Paul Howard, the Fulton County district attorney, said in a statement that he thought the proposal could be unconstitutional. Nevertheless, he said he does not believe current research supports the proposal. Children would be better served by better responses to poor public education, lack of economic opportunity and other contributing factors to juvenile crime, he said, “rather than punishing and jailing parents who may be subject to the same issues as the children they are attempting to raise.”

“I am asking the City of South Fulton not to pass this ordinance at this time,” Howard said.

Helen Zenobia Willis, the South Fulton councilwoman behind the proposal, said it was not up to Howard.

At a community meeting in South Fulton Monday night, nearly 200 people packed a standing-room only meeting room. They questioned the lack of community support and jobs for teenagers, saying there aren’t as many opportunities for their children as there once were. Residents also asked why judges weren’t more strict about juvenile offenders.

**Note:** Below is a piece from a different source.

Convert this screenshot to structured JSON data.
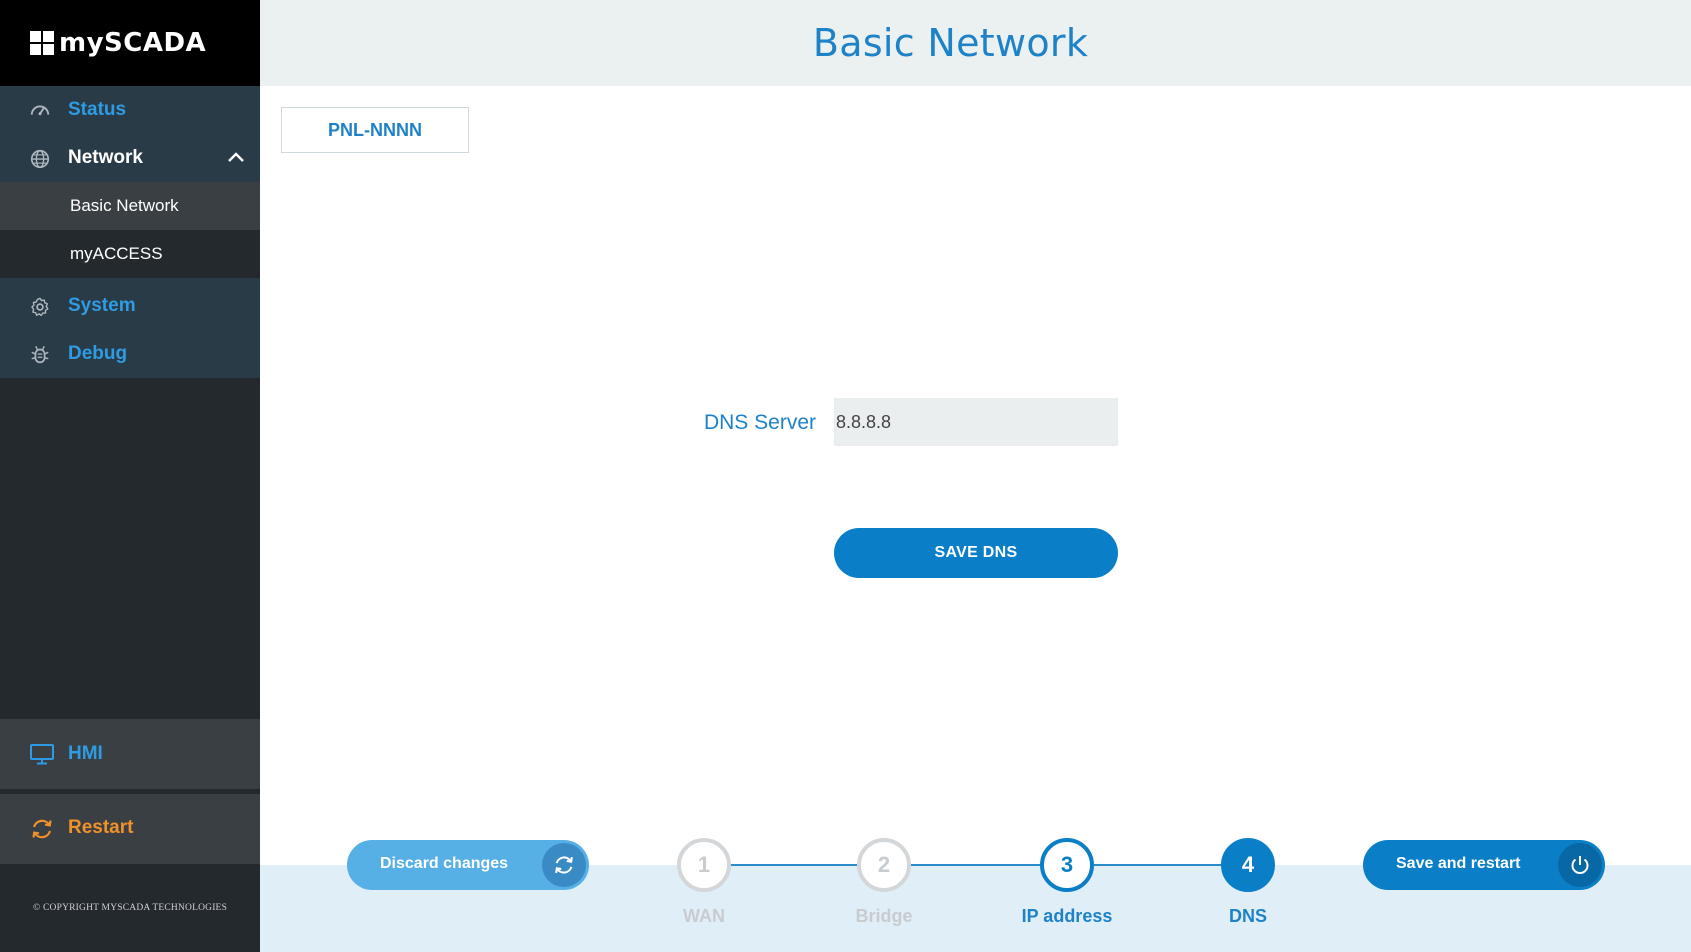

The meeting sometimes felt like a church service, with calls and shouts in response to residents’ comments. City and other representatives said they wanted to make sure it wasn’t only mothers who bore the burden of keeping children in check.

Jane Williams, who lives in South Fulton, said she thinks there’s more the city can do.

“You should always know where your child is,” she said. “I do agree with legislation that would hold parents more accountable.”

Willis said her proposal was a result of requests from residents, and came about following a spate of crimes that have terrorized the city. Last spring, Fulton County police identified nearly two dozen people, most of them juveniles, who were stealing unlocked cars in gas stations and from driveways.

Since then, Willis said, there have been more break-ins and other crimes. So she proposed an incentive: the punishment of as many as 30 days in jail and a fine of up to $100 mirrors Georgia’s truancy law, Willis said. But the reasons for being subject to those penalties would be far broader in South Fulton.

Parents could run afoul of the law if their children bring unregistered guns or non-prescribed controlled substances into the house, or if they destroy property, have stolen items or possess alcohol.

Willis said the goal of her ordinance is not punishment — the current draft calls for parents or guardians to attend a parenting class or complete a diversion program through the city. But if parents are not engaged with their children, Willis said she wants to push them to act.

“These are the things we should be doing as parents for kids anyway,” she said. “You have parents who just don’t care. … At the end of the day, you are responsible.”

Parents can’t help in every instance, though. Tracy L. Rolle, whose younger brother was sent to prison with a mandatory 15-year sentence, said her mother did everything she could to help her son. If the law had been on the books when she was growing up, Rolle said, her mother — who had eight children — would have been sent to jail, or been stuck paying fine after fine.

“It’s crazy,” said Rolle, who now owns a pretrial diversion program. “You can’t divorce your children.”

Fines and jail time have problems, Waldman said. The $100 fee could have gone toward food, and sending a parent to jail could get a child in touch with the Division of Family and Children Services. Both add additional stressors that could hurt families more than they help them.

In upstate New York, North Tonawanda Police Chief Roger Zgolak said the ordinance came about in his city, last fall, because the existing curfew law lacked teeth.

His city’s law calls for a maximum $250 fine and 15 days in jail. So far, he said, it’s been well received. It also hasn’t been used.

“We have yet to cite a parent for this ordinance. It’s our hope that we’ll never have to,” Zgolak said. “We aren’t looking to lock parents up every single day. We’re looking for them to take an active role. Maybe they’ve gotten the message.”